10:00 | 06/11/2019 Economy
(VEN) - ASEAN countries are paying more attention to attracting foreign direct investment (FDI). For example, Thailand and Indonesia have provided packages of incentives for foreign companies wishing to relocate production from China. To maintain its attractiveness, Vietnam also needs to improve its competitiveness further.
According to the World Investment Report 2019, FDI inflows to developing Asia rose by four percent to US$512 billion in 2018. Growth occurred mainly in China, Hong Kong (China), Singapore, Indonesia and other ASEAN countries. Inflows to China increased by four percent to an all-time high of US$139 billion. Flows to Southeast Asia were up three percent to a record level of US$149 billion. Robust investment from other Asian economies, including investment diversion and relocations of manufacturing activity from China, supported FDI growth in the region. Strong intra-ASEAN investments also contributed to the trend.
The growth in FDI was mostly driven by an increase in investment in Singapore, Indonesia, Vietnam and Thailand. Manufacturing and services, particularly finance, retail and wholesale trade, including the digital economy continued to underpin rising inflows to this sub-region.
The report also shows that Vietnam ranked 21st among FDI recipients in the world and third in ASEAN after Singapore and Indonesia.
To increase FDI attraction, some ASEAN countries have provided incentives in accordance with the needs of investors. For example, Thailand is now speeding up the licensing process for foreign investors and further cutting taxes in key industries to increase its attractiveness. The Thai government aims to attract US$24.5 billion in FDI in 2019, focusing on foreign companies wishing to relocate their production facilities from China.

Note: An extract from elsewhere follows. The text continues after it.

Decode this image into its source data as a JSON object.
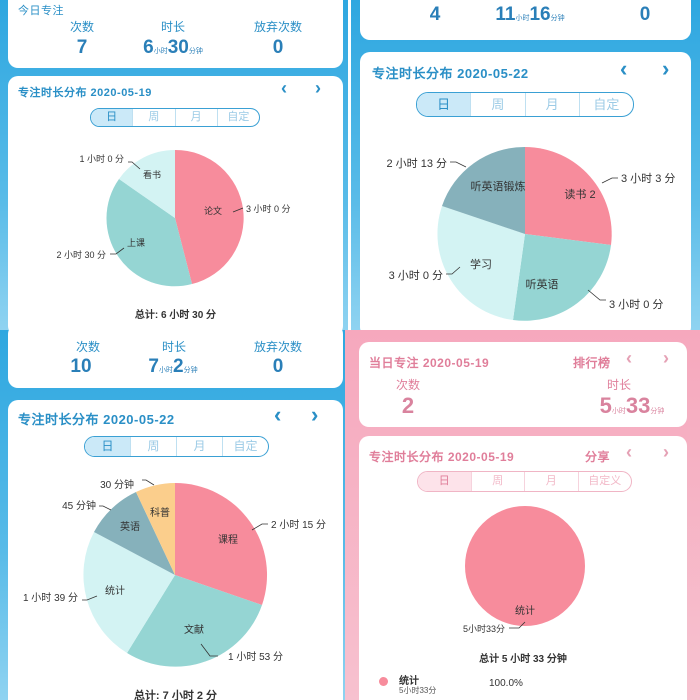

Indonesia is also applying measures to attract FDI and is considered the best market in Southeast Asia in terms of investment opportunity.

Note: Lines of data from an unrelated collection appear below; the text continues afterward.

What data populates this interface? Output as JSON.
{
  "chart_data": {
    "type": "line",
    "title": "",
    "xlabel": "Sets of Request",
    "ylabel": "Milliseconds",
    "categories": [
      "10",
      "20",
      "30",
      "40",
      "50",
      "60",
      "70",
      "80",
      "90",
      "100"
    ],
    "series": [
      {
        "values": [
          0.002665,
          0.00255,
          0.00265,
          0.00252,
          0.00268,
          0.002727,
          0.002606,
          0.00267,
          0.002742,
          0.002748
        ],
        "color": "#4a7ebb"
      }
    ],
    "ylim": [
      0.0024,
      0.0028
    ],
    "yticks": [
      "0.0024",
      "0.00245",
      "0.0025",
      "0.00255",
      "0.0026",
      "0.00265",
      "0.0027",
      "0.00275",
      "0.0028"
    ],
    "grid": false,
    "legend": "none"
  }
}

FDI inflows into Vietnam are on the rise. According to the Foreign Investment Agency, Vietnam attracted more than US$26 billion in FDI in the first nine months of the year, up 3.1 percent over the same period last year.
Tran Toan Thang, head of the World Economic Department under the Ministry of Planning and Investment’s National Center for Socioeconomic Information and Forecast, said FDI attraction is a competition between countries, so Vietnam needs to create an open investment environment and further improve its competitiveness in order to attract foreign investors.

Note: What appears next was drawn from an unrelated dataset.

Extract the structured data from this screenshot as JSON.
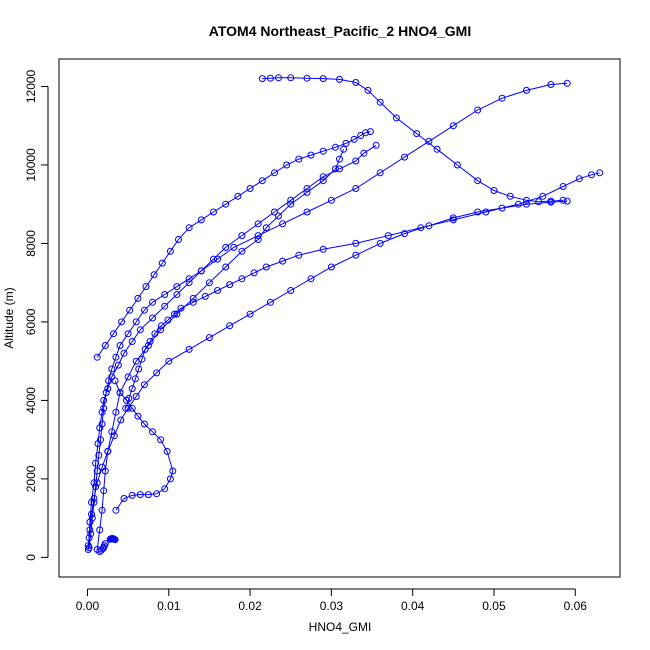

One of the highlights of Vietnam’s planned investment attraction strategy is a focus on output quality and contributions to the domestic sectors. These include the value chain, added value, application, and transfer of high technology, as well as research and development and innovation, rather than the previous focus on location, sectors, and investment scale.
Vietnam’s top priorities for FDI attraction in the coming years will include IT and telecommunications, advanced
electronics, automobiles, agricultural machinery, support industries, research and development, the internet of things,
and artificial intelligence, among others.